Is this pronunciation of frontier a regional thing?

I’m listening to an audiobook and the speaker pronounces frontier in a way I’ve never heard before. I’ve always heard it pronounced frun-teer. But he pronounces it frawn-teer.

I believe the speaker is originally from North Carolina. Is this a regionalism I’ve never encountered before?

I’m from Pakistan and I say frawn-tier.

Appalachian accents in general tend to pronounce a short o more like “ah” than “uh.” I wonder if the speaker was from western North Carolina.

“Frawn-tier” for me.

I don’t think I’ve ever heard the “frawn-tier” pronunciation.

I have heard people say “frahn-tier”, but that’s rare. It’s almost universally “frun-tier” IME.

Ken Jennings from Jeopardy! fame (and the Omnibus podcast) pronounces it “FRAWN-teer.” He’s originally from Washington (state) and grew up in Korea, so it may just be an affectation.

I always heard and said it (Canada) with the "O’ like in God or Bob or bonbon. (shorter and more abrupt than “dawg”)

Some people yes, but I have never heard it as frun-teer which I interpret to have the first syllable pronounced the same as “front”.

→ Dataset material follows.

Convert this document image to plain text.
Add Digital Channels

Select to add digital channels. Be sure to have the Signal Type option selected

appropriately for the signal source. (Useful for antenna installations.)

Yes, people in “Ammurca” tend to degenerate some vowels into “uh”, prticulalry when that’s not the syllable (“syll-uh-bull”?) with the emphasis. Fur sure.

Unusual pronunciations or varied emphasis are usually regional or ethnic characteristics. Y’all be thinkin’ so too?

Fruhn-teer is how it is given on dictionary.com, with the only variation listed as whether the first or second syllable is stressed (second in US English.) It’s the only pronunciation I’m familiar with, but different dialects say things differently.

And M-W has a different take. At least they have both pronunciations. Yours first and mine second.

Listening to the first one (which I think corresponds to what you are showing as fruhn-teer I concede that it sounds very familiar.

I’m not a linguist so I might not be using the correct phonetics.

I’m talking about this pronunciation.

This Briton seems to be pronouncing the first syllable the same although the second syllable is a little different.

And I’m hearing two different pronunciations of the first syllable!

The speaker I referred to in the OP had a much more different vowel sound in the first syllable. His pronunciation of fron rhymed with dawn.

I think we are finding out that saying that something rhymes with something else isn’t as definitive as it seems!

I’d like to provide an example but I just went through over twenty-five youtube videos on pronouncing the word frontier and I couldn’t find any of them that did it the way this speaker does.

Dawn like this. And now think of it with an fr instead of a d.

We are going in circles.

“surr-kulls”?

I’m not sure what you mean. We’re discussing the pronunciation of a word and I linked to a video of somebody pronouncing it. That seems more like a line for point a to point b.